魔法戦士は中途半端だといわれて追放された僕が魔王と相討ちになった勇者の語り部になった件〜僕が居れば生き残っていたかどうかはたらればになるのでもう遅い〜

月天下の旅人

中途半端という烙印

僕の名前はリエル。

魔法戦士。

剣を振るい、魔法を放つ。

でも、どちらも一流じゃない。勇者パーティーに加入したのは三年前。

最初は歓迎された。

「前衛も後衛もこなせるなんて便利だな!」

そう言ってくれたのは、戦士のガルドだけだった。
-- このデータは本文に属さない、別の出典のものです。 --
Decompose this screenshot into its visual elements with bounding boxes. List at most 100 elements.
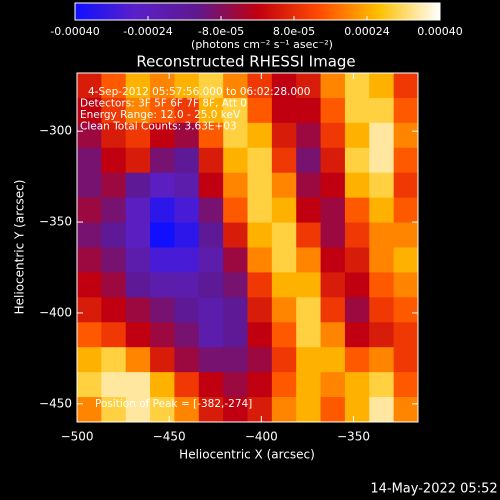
heatmap-cell [174, 73, 200, 99]
heatmap-cell [296, 172, 322, 199]
heatmap-cell [101, 372, 127, 398]
heatmap-cell [150, 73, 175, 99]
heatmap-cell [223, 372, 248, 398]
heatmap-cell [198, 147, 224, 174]
heatmap-cell [393, 97, 419, 124]
heatmap-cell [198, 247, 224, 273]
heatmap-cell [223, 322, 248, 348]
colorbar-tick-label: 0.00040 [417, 25, 463, 38]
heatmap-cell [223, 97, 248, 124]
heatmap-cell [296, 197, 322, 224]
heatmap-cell [223, 122, 248, 149]
heatmap-cell [198, 272, 224, 298]
heatmap-cell [77, 97, 102, 124]
y-tick-label: −350 [39, 215, 72, 229]
colorbar-tick-label: 0.00024 [344, 25, 390, 38]
heatmap-cell [77, 272, 102, 298]
colorbar-tick-label: -8.0e-05 [198, 25, 244, 38]
heatmap-cell [125, 172, 151, 199]
heatmap-cell [125, 297, 151, 323]
heatmap-cell [174, 97, 200, 124]
heatmap-cell [271, 197, 297, 224]
heatmap-cell [393, 372, 419, 398]
annotation: 4-Sep-2012 05:57:56.000 to 06:02:28.000 [88, 86, 310, 98]
colorbar-tick-label: 8.0e-05 [273, 25, 315, 38]
heatmap-cell [369, 297, 395, 323]
heatmap-cell [296, 247, 322, 273]
heatmap-cell [393, 222, 419, 248]
heatmap-cell [296, 372, 322, 398]
image [77, 73, 419, 423]
heatmap-cell [150, 172, 175, 199]
heatmap-cell [369, 73, 395, 99]
heatmap-cell [198, 197, 224, 224]
heatmap-cell [77, 322, 102, 348]
heatmap-cell [223, 73, 248, 99]
heatmap-cell [174, 347, 200, 373]
heatmap-cell [271, 372, 297, 398]
x-axis-label: Heliocentric X (arcsec) [179, 448, 315, 462]
heatmap-cell [344, 372, 370, 398]
heatmap-cell [198, 297, 224, 323]
heatmap-cell [125, 97, 151, 124]
heatmap-cell [393, 272, 419, 298]
heatmap-cell [271, 297, 297, 323]
heatmap-cell [296, 147, 322, 174]
heatmap-cell [344, 347, 370, 373]
heatmap-cell [174, 372, 200, 398]
heatmap-cell [393, 172, 419, 199]
heatmap-cell [247, 347, 273, 373]
heatmap-cell [344, 122, 370, 149]
heatmap-cell [369, 322, 395, 348]
heatmap-cell [77, 197, 102, 224]
heatmap-cell [174, 272, 200, 298]
heatmap-cell [393, 397, 419, 423]
heatmap-cell [150, 397, 175, 423]
heatmap-cell [393, 347, 419, 373]
heatmap-cell [296, 122, 322, 149]
heatmap-cell [198, 73, 224, 99]
heatmap-cell [320, 272, 346, 298]
heatmap-cell [77, 172, 102, 199]
heatmap-cell [125, 322, 151, 348]
heatmap-cell [125, 397, 151, 423]
overlay: 4-Sep-2012 05:57:56.000 to 06:02:28.000D… [76, 72, 419, 423]
heatmap-cell [223, 172, 248, 199]
heatmap-cell [223, 297, 248, 323]
heatmap-cell [320, 247, 346, 273]
plot-frame [76, 72, 419, 423]
x-tick-label: −500 [61, 430, 94, 444]
heatmap-cell [150, 122, 175, 149]
heatmap-cell [320, 172, 346, 199]
colorbar-label: (photons cm⁻² s⁻¹ asec⁻²) [191, 38, 333, 51]
heatmap-cell [198, 347, 224, 373]
annotation: Clean Total Counts: 3.63E+03 [80, 121, 237, 133]
heatmap-cell [101, 97, 127, 124]
heatmap-cell [320, 222, 346, 248]
heatmap-cell [271, 397, 297, 423]
heatmap-cell [198, 397, 224, 423]
heatmap-cell [344, 197, 370, 224]
heatmap-cell [369, 122, 395, 149]
heatmap-cell [150, 347, 175, 373]
heatmap-cell [101, 122, 127, 149]
peak-annotation: Position of Peak = [-382,-274] [95, 398, 252, 410]
heatmap-cell [247, 172, 273, 199]
y-axis-label: Heliocentric Y (arcsec) [13, 180, 27, 315]
heatmap-cell [247, 372, 273, 398]
heatmap-cell [247, 397, 273, 423]
heatmap-cell [101, 73, 127, 99]
heatmap-cell [393, 197, 419, 224]
annotation: Detectors: 3F 5F 6F 7F 8F, Att 0 [80, 98, 247, 110]
heatmap-cell [150, 272, 175, 298]
heatmap-cell [125, 222, 151, 248]
heatmap-cell [271, 222, 297, 248]
heatmap-cell [198, 222, 224, 248]
heatmap-cell [320, 122, 346, 149]
heatmap-cell [344, 397, 370, 423]
heatmap-cell [344, 297, 370, 323]
heatmap-cell [247, 73, 273, 99]
heatmap-cell [77, 372, 102, 398]
heatmap-cell [320, 97, 346, 124]
heatmap-cell [296, 347, 322, 373]
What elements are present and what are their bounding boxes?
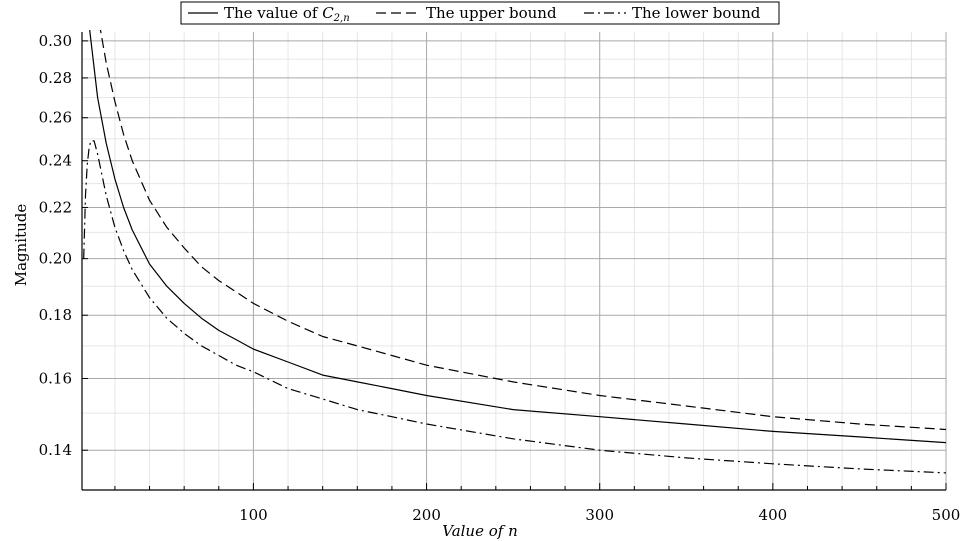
axes: [81, 32, 947, 491]
y-tick-label: 0.30: [39, 32, 72, 50]
x-axis-label: Value of n: [442, 522, 518, 540]
y-tick-label: 0.20: [39, 250, 72, 268]
grid-minor: [82, 32, 946, 490]
series-line-upper: [99, 30, 946, 431]
series-layer: [83, 30, 946, 474]
y-tick-labels: 0.14 0.16 0.18 0.20 0.22 0.24 0.26 0.28 0.30: [39, 32, 72, 459]
x-tick-label: 100: [239, 506, 268, 524]
x-tick-labels: 100 200 300 400 500: [239, 506, 960, 524]
x-tick-label: 500: [932, 506, 961, 524]
series-line-value: [89, 30, 946, 444]
legend-label-value-math: C: [322, 4, 334, 22]
legend-label-lower: The lower bound: [632, 4, 761, 22]
series-line-lower: [83, 140, 946, 474]
grid-major: [82, 32, 947, 490]
legend-label-value-sub: 2,n: [333, 13, 350, 24]
y-tick-label: 0.22: [39, 198, 72, 216]
y-tick-label: 0.26: [39, 109, 72, 127]
y-tick-label: 0.24: [39, 152, 72, 170]
legend: The value of C2,n The upper bound The lo…: [180, 1, 780, 25]
y-tick-label: 0.18: [39, 306, 72, 324]
legend-label-upper: The upper bound: [426, 4, 557, 22]
y-axis-label: Magnitude: [12, 204, 30, 287]
x-tick-label: 400: [759, 506, 788, 524]
y-tick-label: 0.14: [39, 441, 72, 459]
legend-box: [180, 1, 780, 25]
x-tick-label: 300: [585, 506, 614, 524]
x-tick-label: 200: [412, 506, 441, 524]
legend-label-value-prefix: The value of: [224, 4, 322, 22]
y-tick-label: 0.28: [39, 69, 72, 87]
y-tick-label: 0.16: [39, 369, 72, 387]
legend-label-value: The value of C2,n: [224, 4, 350, 24]
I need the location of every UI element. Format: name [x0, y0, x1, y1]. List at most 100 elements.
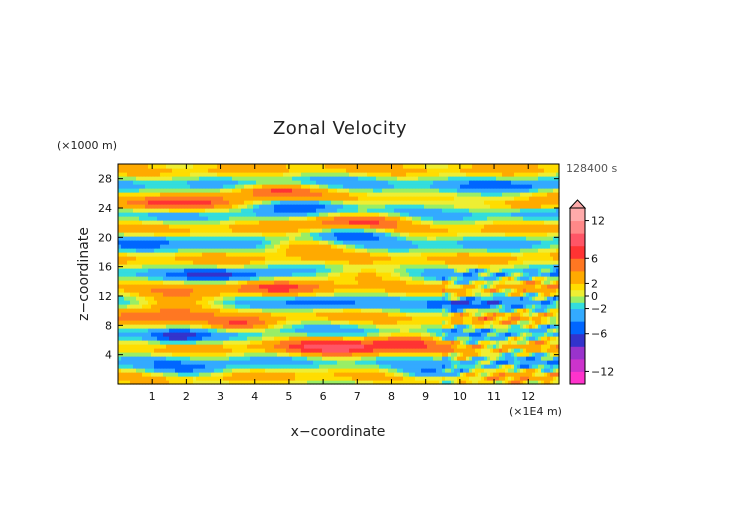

僧侶のセリアは優しく微笑み、勇者――レオンは、最初だけは笑顔だった。

でも戦いが続くにつれ、空気が変わった。

「リエル、お前の魔法は火力不足だ」

「剣の腕も、ガルドに遠く及ばない」

「回復はセリアに任せた方が早い」

レオンの言葉は、次第に棘を帯びた。

僕は確かに中途半端だった。

専門職の彼らに比べれば、どれも「そこそこ」止まり。

でも、僕は知っていた。

自分が居ることで、戦術の幅が広がっていることを。

セリアが少しでも攻撃魔法を撃てば前衛が楽になる。

ガルドが少しでも回復できれば長期戦に持ち込める。

そんな「繋ぎ」の役割を、僕は果たしていた。

それでも、ある夜。

「悪いな、リエル。お前がいると戦術が定まらない。中途半端な奴はここにいられねぇよ」

レオンの声は静かだった。

静かだからこそ、残酷だった。

荷物をまとめる間も与えられず、僕は街の外に放り出された。

背後で扉が閉まる音が、妙に大きく響いた。

あの時、セリアは目を逸らした。

ガルドは拳を握りしめたまま、何も言わなかった。

武闘家のミーナは……まだ加入前だったから、何も知らない。

僕は空を見上げて、呟いた。

「……まあ、仕方ないか。中途半端だったのは事実だし」

でも、心のどこかで小さな棘が刺さったままだった。